Tuesday 9
Historical and Philosophical Perspectives on Disease Biology
Chair: Anya Plutynski
› 11:00 - 11:45 (45min)
› 002
“Natural” and “Artificial” Infection: Host-Specificity in Mid-20th-Century Parasitology and its Implications for Evolutionary and Disease Biology
Rachel Mason Dentinger  1@  
1 : Centre for the History of Science, Technology and Medicine; Imperial College  (CHoSTM)  -  Website

Session: Historical and Philosophical Perspectives on Disease Biology (Corinne Bloch, Nicholas Bonneau, Katherine Liu, and Rachel Mason Dentinger)

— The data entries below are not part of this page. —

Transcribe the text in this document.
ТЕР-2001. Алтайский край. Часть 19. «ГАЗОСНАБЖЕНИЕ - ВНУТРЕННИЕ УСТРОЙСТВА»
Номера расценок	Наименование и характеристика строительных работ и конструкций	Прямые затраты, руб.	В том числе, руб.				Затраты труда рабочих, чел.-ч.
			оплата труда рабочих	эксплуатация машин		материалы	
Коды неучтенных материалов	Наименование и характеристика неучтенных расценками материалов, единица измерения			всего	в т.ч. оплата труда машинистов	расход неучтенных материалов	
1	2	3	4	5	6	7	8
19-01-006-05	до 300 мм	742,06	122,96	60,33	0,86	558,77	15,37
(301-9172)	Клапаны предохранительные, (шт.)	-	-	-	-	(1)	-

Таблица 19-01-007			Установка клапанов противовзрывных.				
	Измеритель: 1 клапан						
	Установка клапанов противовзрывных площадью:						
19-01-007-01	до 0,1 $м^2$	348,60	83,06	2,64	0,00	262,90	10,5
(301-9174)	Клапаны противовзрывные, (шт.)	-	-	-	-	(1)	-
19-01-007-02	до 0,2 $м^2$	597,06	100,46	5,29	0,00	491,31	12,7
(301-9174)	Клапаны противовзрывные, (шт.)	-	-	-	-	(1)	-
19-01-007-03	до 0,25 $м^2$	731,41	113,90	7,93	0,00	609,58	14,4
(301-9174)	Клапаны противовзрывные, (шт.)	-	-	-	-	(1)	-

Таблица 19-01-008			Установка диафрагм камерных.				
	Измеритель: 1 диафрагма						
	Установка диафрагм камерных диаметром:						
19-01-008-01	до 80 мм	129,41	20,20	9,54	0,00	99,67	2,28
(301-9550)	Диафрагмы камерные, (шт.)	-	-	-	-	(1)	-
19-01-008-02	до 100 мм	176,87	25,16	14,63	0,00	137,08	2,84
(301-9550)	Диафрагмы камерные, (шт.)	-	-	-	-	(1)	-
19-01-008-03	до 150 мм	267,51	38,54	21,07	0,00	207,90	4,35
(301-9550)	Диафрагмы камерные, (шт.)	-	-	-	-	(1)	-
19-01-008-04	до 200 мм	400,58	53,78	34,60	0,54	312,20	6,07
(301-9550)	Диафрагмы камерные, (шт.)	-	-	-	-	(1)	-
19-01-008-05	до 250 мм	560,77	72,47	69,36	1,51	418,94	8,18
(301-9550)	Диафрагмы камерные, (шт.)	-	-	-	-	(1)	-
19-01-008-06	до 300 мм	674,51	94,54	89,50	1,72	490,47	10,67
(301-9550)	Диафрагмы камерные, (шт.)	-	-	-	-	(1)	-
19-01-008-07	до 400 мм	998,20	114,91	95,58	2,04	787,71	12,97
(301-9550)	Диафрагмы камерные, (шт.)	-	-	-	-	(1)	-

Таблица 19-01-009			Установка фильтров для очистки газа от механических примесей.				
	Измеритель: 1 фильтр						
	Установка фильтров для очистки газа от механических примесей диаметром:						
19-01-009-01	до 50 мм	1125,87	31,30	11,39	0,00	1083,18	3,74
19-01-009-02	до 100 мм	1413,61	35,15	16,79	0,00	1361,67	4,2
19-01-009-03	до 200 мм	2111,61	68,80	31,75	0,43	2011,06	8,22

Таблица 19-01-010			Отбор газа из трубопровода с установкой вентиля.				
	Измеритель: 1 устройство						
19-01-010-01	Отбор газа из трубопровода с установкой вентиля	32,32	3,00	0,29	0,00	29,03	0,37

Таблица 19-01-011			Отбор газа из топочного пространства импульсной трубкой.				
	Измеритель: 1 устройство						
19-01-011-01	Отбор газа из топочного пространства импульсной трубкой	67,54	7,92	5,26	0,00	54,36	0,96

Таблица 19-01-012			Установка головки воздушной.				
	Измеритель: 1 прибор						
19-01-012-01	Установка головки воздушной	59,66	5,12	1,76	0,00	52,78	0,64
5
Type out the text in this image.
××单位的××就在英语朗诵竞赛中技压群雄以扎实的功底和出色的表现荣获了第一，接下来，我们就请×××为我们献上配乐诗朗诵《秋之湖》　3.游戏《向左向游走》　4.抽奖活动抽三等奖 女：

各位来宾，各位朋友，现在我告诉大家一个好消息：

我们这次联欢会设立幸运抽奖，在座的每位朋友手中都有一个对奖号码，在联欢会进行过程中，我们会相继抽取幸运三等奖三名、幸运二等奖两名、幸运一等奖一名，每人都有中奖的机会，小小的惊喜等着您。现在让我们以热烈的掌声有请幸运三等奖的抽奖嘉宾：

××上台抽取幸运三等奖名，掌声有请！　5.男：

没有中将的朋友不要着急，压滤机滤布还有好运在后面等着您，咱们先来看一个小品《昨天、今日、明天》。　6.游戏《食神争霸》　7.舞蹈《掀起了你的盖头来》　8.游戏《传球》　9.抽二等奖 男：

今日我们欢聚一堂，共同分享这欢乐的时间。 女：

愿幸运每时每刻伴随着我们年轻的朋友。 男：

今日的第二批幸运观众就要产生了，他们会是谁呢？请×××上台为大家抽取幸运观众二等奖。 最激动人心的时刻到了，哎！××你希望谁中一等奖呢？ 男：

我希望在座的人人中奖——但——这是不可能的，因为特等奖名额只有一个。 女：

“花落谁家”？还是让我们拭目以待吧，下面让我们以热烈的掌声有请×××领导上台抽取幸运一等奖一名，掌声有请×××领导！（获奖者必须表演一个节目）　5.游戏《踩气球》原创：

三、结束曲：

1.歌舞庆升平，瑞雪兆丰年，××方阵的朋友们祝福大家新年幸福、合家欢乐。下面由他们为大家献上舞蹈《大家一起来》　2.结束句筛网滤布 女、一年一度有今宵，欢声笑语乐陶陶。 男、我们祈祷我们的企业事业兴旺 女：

In the mid-20th century, experimental cross-infection was a standard method for investigating the parasites of animals. Within the laboratory, barriers to infection could be overcome, leading some researchers to suggest that virtually any animal might be susceptible to any parasite. But outside the laboratory, highly specific host-parasite relationships were common, leading researchers to distinguish between “natural” and “primary” infections on the one hand, and “artificial” and “accidental” infections on the other. At the heart of these distinctions were attempts to use parasites' host-specificity to solve problems both in evolutionary biology and in disease biology. Resolving host-specificity allowed evolutionary biologists to infer evolutionary histories, addressing gaps in the fossil record and correcting overreliance on morphological characters in phylogenetics. At the same time, host-specificity also helped parasitologists better predict the conditions under which particular diseases might emerge or switch hosts, suggesting potential methods for disease prevention. Parasitologists T.W.M. Cameron (McGill University), P.C.C. Garnham (London School of Tropical Hygiene and Medicine), and J.G. Baer (University of Neuchâtel) led the effort to use evolutionary insights to inform disease prevention—and vice versa. This paper examines their work from the 1930s to the 1960s, arguing that the study of parasites' host-specificity affected both evolutionary and disease biology, and contributing to studies of the interplay between lab and field biology and basic and applied biology.